Ibu Lis adalah orang yang tak suka dibantah. Begitu pula dengan Dean. Tapi, lelaki itu tak akan bisa membantah sang ibu jika beliau sudah mengeluarkan perintah. Seperti siang ini, seperti anak kecil yang akan mendapat hukuman jika tak mau menuruti ucapan ibunya. Dean sudah duduk malas di sebuah cafe bersama seorang perempuan yang katanya anak Om Ded-ded itu. Alya Savira.

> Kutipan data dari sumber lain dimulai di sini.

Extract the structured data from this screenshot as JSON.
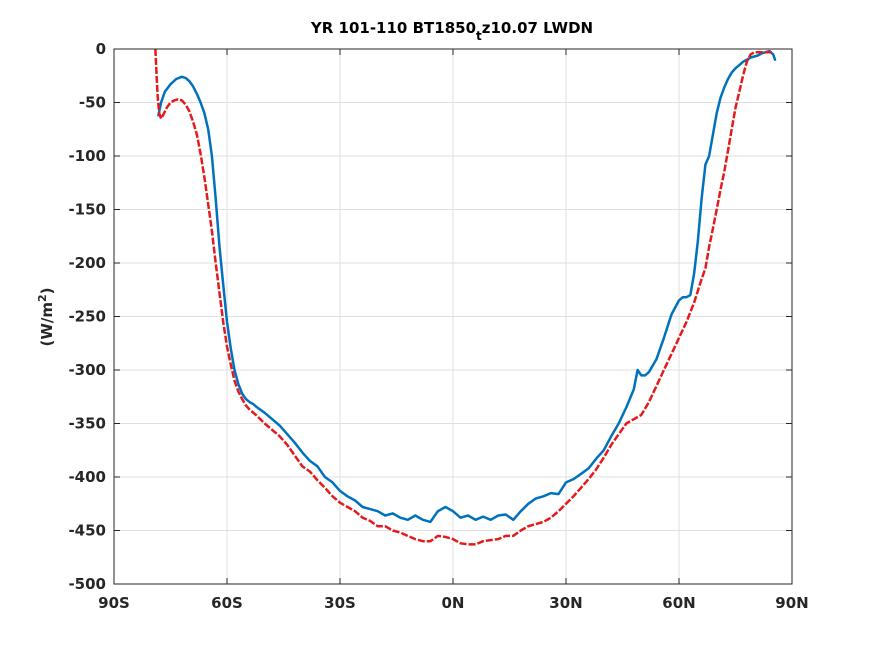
{
  "chart_data": {
    "type": "line",
    "title_main": "YR 101-110 BT1850",
    "title_sub": "t",
    "title_rest": "z10.07 LWDN",
    "ylabel_main": "(W/m",
    "ylabel_sup": "2",
    "ylabel_close": ")",
    "xlim": [
      -90,
      90
    ],
    "ylim": [
      -500,
      0
    ],
    "xticks": [
      -90,
      -60,
      -30,
      0,
      30,
      60,
      90
    ],
    "xtick_labels": [
      "90S",
      "60S",
      "30S",
      "0N",
      "30N",
      "60N",
      "90N"
    ],
    "yticks": [
      0,
      -50,
      -100,
      -150,
      -200,
      -250,
      -300,
      -350,
      -400,
      -450,
      -500
    ],
    "ytick_labels": [
      "0",
      "-50",
      "-100",
      "-150",
      "-200",
      "-250",
      "-300",
      "-350",
      "-400",
      "-450",
      "-500"
    ],
    "grid": true,
    "series": [
      {
        "color": "#0072BD",
        "style": "solid",
        "x": [
          -78.2,
          -77.5,
          -76.5,
          -75,
          -73.5,
          -72,
          -71,
          -70,
          -69,
          -68,
          -67,
          -66,
          -65,
          -64,
          -63,
          -62,
          -61,
          -60,
          -59,
          -58,
          -57,
          -56,
          -55,
          -54,
          -53,
          -52,
          -50,
          -48,
          -46,
          -44,
          -42,
          -40,
          -38,
          -36,
          -34,
          -32,
          -30,
          -28,
          -26,
          -24,
          -22,
          -20,
          -18,
          -16,
          -14,
          -12,
          -10,
          -8,
          -6,
          -4,
          -2,
          0,
          2,
          4,
          6,
          8,
          10,
          12,
          14,
          16,
          18,
          20,
          22,
          24,
          26,
          28,
          30,
          32,
          34,
          36,
          38,
          40,
          42,
          44,
          46,
          48,
          49,
          50,
          51,
          52,
          54,
          56,
          58,
          60,
          61,
          62,
          63,
          64,
          65,
          66,
          67,
          68,
          69,
          70,
          71,
          72,
          73,
          74,
          75,
          76,
          77,
          78,
          79,
          80,
          81,
          82,
          83,
          84,
          85,
          85.5
        ],
        "y": [
          -62,
          -50,
          -40,
          -33,
          -28,
          -26,
          -27,
          -30,
          -35,
          -42,
          -50,
          -60,
          -75,
          -100,
          -140,
          -185,
          -220,
          -255,
          -280,
          -300,
          -313,
          -322,
          -327,
          -330,
          -332,
          -335,
          -340,
          -346,
          -352,
          -360,
          -368,
          -377,
          -385,
          -390,
          -400,
          -405,
          -413,
          -418,
          -422,
          -428,
          -430,
          -432,
          -436,
          -434,
          -438,
          -440,
          -436,
          -440,
          -442,
          -432,
          -428,
          -432,
          -438,
          -436,
          -440,
          -437,
          -440,
          -436,
          -435,
          -440,
          -432,
          -425,
          -420,
          -418,
          -415,
          -416,
          -405,
          -402,
          -397,
          -392,
          -383,
          -375,
          -362,
          -350,
          -335,
          -318,
          -300,
          -305,
          -305,
          -302,
          -290,
          -270,
          -248,
          -235,
          -232,
          -232,
          -230,
          -210,
          -180,
          -140,
          -108,
          -100,
          -80,
          -60,
          -46,
          -36,
          -28,
          -22,
          -18,
          -15,
          -12,
          -10,
          -8,
          -7,
          -6,
          -4,
          -3,
          -2,
          -5,
          -10
        ]
      },
      {
        "color": "#E41A1C",
        "style": "dashed",
        "x": [
          -79,
          -78.7,
          -78.4,
          -78,
          -77.5,
          -77,
          -76,
          -75,
          -74,
          -73,
          -72,
          -71,
          -70,
          -69,
          -68,
          -67,
          -66,
          -65,
          -64,
          -63,
          -62,
          -61,
          -60,
          -59,
          -58,
          -57,
          -56,
          -55,
          -54,
          -53,
          -52,
          -50,
          -48,
          -46,
          -44,
          -42,
          -40,
          -38,
          -36,
          -34,
          -32,
          -30,
          -28,
          -26,
          -24,
          -22,
          -20,
          -18,
          -16,
          -14,
          -12,
          -10,
          -8,
          -6,
          -4,
          -2,
          0,
          2,
          4,
          6,
          8,
          10,
          12,
          14,
          16,
          18,
          20,
          22,
          24,
          26,
          28,
          30,
          32,
          34,
          36,
          38,
          40,
          42,
          44,
          46,
          48,
          50,
          52,
          54,
          56,
          58,
          60,
          62,
          64,
          66,
          67,
          68,
          69,
          70,
          71,
          72,
          73,
          74,
          75,
          76,
          77,
          78,
          79,
          80,
          81,
          82,
          83,
          84,
          85
        ],
        "y": [
          0,
          -25,
          -45,
          -60,
          -65,
          -62,
          -55,
          -50,
          -48,
          -47,
          -48,
          -52,
          -58,
          -68,
          -80,
          -98,
          -120,
          -145,
          -170,
          -200,
          -228,
          -255,
          -278,
          -295,
          -310,
          -320,
          -327,
          -333,
          -337,
          -340,
          -343,
          -350,
          -356,
          -362,
          -370,
          -380,
          -390,
          -395,
          -403,
          -410,
          -418,
          -424,
          -428,
          -432,
          -438,
          -441,
          -446,
          -446,
          -450,
          -452,
          -455,
          -458,
          -460,
          -460,
          -455,
          -456,
          -458,
          -462,
          -463,
          -463,
          -460,
          -459,
          -458,
          -455,
          -455,
          -450,
          -446,
          -444,
          -442,
          -438,
          -432,
          -425,
          -418,
          -410,
          -402,
          -393,
          -382,
          -370,
          -360,
          -350,
          -346,
          -342,
          -330,
          -315,
          -300,
          -285,
          -270,
          -255,
          -237,
          -215,
          -205,
          -185,
          -168,
          -150,
          -132,
          -115,
          -95,
          -75,
          -55,
          -40,
          -25,
          -12,
          -5,
          -3,
          -3,
          -3,
          -3,
          -3,
          -3
        ]
      }
    ]
  }
}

"Jadi, apa alasan lo nerima perjodohan ini?" tanya Dean setelah basa-basi mereka yang benar-benar basi. Alya bilang dia akan menerima perjodohan itu. Gampang sekali dia.
Alya menoleh sekilas pada pria itu. Punggungnya masih bersandar dan kedua tangannya masih bersedekap. "Ya... Cuma biar ganti status aja. Lagian lo juga nggak buruk rupa." jawabnya santai. Gadis itu tak berniat menyeruput kopinya lagi.
Dean berdecak dalam hati. Perempuan ini cocok sekali dengan sang ibu. Buruk rupa? Hah?
"Bokap gue udah tua. Dia minta gue cepet-cepet nikah." sambung Alya.
Dean melirik Alya sekilas. Jika dilihat-lihat, Alya ini lumayan. Dia benar cantik seperti kata ibunya. Dagunya lancip dan hidungnya bangir. Rambutnya hitam kecoklatan sebatas bahu. Sepertinya lembut.
"Umur berapa, sih, lo?" tanya Dean.
"Penting?" Alya balas bertanya. Alisnya naik sedikit.
Dean menggeleng. Masih sulit jika harus menerima perjodohan itu juga. Tapi, demi ibunya, mungkin dia akan menawarkan perjanjian dengan gadis ini. Lagipula dia juga butuh pelampiasan. "Kita nikah kontrak."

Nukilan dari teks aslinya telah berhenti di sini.